ACC's job not to defame politicians
Gen Mashhud tells BBC
Staff Correspondent
Anti-Corruption Commission (ACC) Chairman Lt Gen (retd) Hasan Mashhud Chowdhury yesterday said that the commission's main objective is to root out corruption from the country, not to defame politicians. "I have no intention to defame any quarter. My area of work is precise -- to campaign against corruption. It does not matter whether the person engaged in corruption is a politician, a businessman or a bureaucrat," said the ACC chief in an interview with the BBC Bangla Service. He made the comment at a time when voices from different quarters have been suggesting that the ongoing anti-corruption drive aims at defaming politicians since charges are yet to be filed against a large number of detained lawmakers and ministers, around 70 in total, whereas only six or seven of them have so far been proven guilty. "They have been held on the basis of your [media] reports that had been published over the past few years. Those reports were not lost. Rather, those were stored and we are working on that ground," Mashhud said. The evidence against them would be placed before the court and that needs to be done very carefully. That is why it is taking some time, he added. "It would be wrong for anyone to think that we are working towards a special motive," the ACC chairman added.

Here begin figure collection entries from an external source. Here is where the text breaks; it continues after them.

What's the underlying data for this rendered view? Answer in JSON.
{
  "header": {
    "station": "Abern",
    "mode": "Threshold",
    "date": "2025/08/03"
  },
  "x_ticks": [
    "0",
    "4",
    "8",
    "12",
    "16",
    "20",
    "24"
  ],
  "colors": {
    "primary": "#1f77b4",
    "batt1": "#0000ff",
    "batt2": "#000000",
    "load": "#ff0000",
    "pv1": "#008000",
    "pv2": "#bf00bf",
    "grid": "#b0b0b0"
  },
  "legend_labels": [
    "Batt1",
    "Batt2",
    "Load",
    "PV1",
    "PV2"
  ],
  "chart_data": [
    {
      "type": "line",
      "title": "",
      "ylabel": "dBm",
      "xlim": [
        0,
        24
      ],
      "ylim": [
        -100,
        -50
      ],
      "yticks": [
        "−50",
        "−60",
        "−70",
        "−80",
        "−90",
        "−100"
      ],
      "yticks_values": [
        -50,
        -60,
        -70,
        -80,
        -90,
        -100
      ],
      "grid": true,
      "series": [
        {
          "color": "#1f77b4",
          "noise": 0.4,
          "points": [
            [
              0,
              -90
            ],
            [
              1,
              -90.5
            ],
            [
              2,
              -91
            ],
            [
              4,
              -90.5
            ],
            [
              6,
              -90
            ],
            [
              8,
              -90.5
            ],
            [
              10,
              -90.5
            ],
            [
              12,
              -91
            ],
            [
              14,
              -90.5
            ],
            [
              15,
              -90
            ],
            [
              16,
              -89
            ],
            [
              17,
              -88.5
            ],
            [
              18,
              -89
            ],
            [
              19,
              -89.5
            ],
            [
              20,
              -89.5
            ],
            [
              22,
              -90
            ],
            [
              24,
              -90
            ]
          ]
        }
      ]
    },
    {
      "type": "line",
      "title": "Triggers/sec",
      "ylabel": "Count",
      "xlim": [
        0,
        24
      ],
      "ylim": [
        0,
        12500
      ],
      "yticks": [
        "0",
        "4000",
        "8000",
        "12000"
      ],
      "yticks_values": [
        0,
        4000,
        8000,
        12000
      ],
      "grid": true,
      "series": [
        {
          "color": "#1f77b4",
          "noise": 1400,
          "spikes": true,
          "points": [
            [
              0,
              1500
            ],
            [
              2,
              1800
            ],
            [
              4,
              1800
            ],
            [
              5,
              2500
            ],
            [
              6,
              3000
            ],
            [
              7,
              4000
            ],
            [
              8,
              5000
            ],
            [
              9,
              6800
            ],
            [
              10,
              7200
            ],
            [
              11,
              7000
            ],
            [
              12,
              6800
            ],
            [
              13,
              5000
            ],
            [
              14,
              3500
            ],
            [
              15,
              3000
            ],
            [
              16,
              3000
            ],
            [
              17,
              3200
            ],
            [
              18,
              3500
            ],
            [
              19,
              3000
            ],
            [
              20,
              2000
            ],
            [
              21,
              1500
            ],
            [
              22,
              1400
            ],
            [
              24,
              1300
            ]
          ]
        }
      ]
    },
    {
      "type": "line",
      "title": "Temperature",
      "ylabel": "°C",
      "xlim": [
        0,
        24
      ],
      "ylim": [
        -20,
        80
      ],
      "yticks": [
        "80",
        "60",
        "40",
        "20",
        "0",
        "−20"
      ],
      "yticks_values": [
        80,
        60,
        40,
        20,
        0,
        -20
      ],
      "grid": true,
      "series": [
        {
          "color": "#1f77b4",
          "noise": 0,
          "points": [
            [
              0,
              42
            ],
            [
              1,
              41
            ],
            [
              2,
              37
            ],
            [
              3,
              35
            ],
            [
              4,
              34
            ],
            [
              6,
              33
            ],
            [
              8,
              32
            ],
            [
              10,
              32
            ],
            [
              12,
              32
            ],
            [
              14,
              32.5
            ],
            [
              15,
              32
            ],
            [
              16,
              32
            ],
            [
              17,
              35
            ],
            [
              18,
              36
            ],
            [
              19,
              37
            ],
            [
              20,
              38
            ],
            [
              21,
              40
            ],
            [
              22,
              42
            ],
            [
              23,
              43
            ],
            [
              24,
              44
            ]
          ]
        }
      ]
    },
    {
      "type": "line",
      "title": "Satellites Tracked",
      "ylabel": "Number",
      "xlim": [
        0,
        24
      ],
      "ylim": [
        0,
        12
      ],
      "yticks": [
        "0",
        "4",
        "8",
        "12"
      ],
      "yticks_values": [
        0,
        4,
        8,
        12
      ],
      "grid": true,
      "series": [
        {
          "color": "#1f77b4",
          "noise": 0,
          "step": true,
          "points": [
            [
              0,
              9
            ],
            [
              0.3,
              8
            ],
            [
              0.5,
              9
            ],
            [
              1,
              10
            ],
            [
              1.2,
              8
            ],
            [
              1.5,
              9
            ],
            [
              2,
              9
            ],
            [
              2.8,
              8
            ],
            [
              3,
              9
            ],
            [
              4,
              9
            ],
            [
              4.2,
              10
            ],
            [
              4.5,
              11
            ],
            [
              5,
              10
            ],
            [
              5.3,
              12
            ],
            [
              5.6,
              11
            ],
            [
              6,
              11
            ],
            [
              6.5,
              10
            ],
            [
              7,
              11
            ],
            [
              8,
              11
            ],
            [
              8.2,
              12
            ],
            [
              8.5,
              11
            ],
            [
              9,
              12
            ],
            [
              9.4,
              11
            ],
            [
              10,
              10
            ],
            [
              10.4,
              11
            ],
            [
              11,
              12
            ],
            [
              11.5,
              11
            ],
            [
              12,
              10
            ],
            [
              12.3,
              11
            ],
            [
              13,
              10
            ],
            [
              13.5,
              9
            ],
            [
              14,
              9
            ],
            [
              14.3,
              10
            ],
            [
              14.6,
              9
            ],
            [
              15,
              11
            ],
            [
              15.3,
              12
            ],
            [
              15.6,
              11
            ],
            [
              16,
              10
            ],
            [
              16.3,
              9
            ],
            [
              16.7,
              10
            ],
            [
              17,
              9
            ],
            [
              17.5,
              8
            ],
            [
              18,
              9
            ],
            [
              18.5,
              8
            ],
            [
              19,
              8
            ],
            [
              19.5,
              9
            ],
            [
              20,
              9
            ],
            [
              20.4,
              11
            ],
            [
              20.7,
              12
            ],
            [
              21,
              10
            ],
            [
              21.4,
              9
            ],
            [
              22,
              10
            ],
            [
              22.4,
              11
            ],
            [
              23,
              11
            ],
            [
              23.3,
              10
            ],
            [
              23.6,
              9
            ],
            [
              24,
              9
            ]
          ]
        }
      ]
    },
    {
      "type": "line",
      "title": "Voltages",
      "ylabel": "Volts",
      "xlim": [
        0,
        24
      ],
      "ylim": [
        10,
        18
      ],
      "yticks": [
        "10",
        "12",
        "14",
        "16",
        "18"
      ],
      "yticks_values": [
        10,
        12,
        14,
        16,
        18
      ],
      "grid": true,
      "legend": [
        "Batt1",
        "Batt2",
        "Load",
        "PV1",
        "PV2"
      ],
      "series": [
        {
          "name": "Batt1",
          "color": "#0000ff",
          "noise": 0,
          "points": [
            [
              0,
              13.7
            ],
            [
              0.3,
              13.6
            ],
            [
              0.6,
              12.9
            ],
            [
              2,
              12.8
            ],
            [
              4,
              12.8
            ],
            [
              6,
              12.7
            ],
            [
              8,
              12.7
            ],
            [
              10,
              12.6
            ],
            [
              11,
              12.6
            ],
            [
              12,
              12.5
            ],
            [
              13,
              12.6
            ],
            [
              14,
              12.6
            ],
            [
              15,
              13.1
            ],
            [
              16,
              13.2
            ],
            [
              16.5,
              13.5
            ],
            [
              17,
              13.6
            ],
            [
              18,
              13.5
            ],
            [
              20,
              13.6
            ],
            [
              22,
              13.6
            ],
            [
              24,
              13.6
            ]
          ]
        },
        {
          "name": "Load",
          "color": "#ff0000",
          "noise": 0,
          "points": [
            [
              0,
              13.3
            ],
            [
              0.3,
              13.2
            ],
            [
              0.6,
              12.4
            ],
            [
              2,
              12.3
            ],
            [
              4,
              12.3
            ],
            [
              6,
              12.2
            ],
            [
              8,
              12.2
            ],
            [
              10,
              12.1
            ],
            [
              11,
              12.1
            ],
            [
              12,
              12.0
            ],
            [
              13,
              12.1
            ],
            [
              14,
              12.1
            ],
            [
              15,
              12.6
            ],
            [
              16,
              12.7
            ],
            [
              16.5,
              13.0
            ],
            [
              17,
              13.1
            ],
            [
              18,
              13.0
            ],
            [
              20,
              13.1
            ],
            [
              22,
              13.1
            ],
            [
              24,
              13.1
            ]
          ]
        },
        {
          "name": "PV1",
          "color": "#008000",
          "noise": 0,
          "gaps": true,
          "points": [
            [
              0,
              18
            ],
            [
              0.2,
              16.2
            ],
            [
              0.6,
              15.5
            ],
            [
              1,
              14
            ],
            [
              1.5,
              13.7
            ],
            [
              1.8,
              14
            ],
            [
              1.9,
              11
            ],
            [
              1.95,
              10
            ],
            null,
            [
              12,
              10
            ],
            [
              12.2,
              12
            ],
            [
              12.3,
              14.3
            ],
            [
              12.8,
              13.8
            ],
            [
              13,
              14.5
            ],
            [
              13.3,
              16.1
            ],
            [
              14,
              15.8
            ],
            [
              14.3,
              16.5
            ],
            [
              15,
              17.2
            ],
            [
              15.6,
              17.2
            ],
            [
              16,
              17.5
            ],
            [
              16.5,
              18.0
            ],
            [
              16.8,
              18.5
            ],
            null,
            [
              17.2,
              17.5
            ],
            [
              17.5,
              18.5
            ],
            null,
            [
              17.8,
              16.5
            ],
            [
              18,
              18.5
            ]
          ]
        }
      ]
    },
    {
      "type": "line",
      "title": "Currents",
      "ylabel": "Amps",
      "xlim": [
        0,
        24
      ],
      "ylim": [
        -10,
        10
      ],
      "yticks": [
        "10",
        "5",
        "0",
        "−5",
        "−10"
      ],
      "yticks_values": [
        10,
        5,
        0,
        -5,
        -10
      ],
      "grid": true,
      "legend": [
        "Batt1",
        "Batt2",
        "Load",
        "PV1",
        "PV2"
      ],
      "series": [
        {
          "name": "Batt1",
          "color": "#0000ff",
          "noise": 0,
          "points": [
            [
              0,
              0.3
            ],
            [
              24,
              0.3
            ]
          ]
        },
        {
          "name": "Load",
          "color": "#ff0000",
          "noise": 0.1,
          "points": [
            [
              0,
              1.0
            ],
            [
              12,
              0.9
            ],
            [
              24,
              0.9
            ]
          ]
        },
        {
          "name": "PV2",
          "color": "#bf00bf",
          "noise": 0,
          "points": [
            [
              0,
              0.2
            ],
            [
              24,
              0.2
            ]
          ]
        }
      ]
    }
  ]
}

Replying to a question whether other politicians, now vocal for reforms within their political parties, would be asked to submit their wealth statements, Mashhud said referring to the recent remarks by two advisers that it would be a mistaken idea if anyone thinks that he or she would be exempt from the scrutiny of the ongoing anti-corruption drives just because he or she is vocal for reforms in a party. "So far, nobody told me that you cannot do anything against a reformist," he said. He refuted the allegation that the ACC has been trying to bully the lawyers representing the accused and said that if it had been a 'kangaroo court', then instead of two months, a trial would have taken only three days to be completed.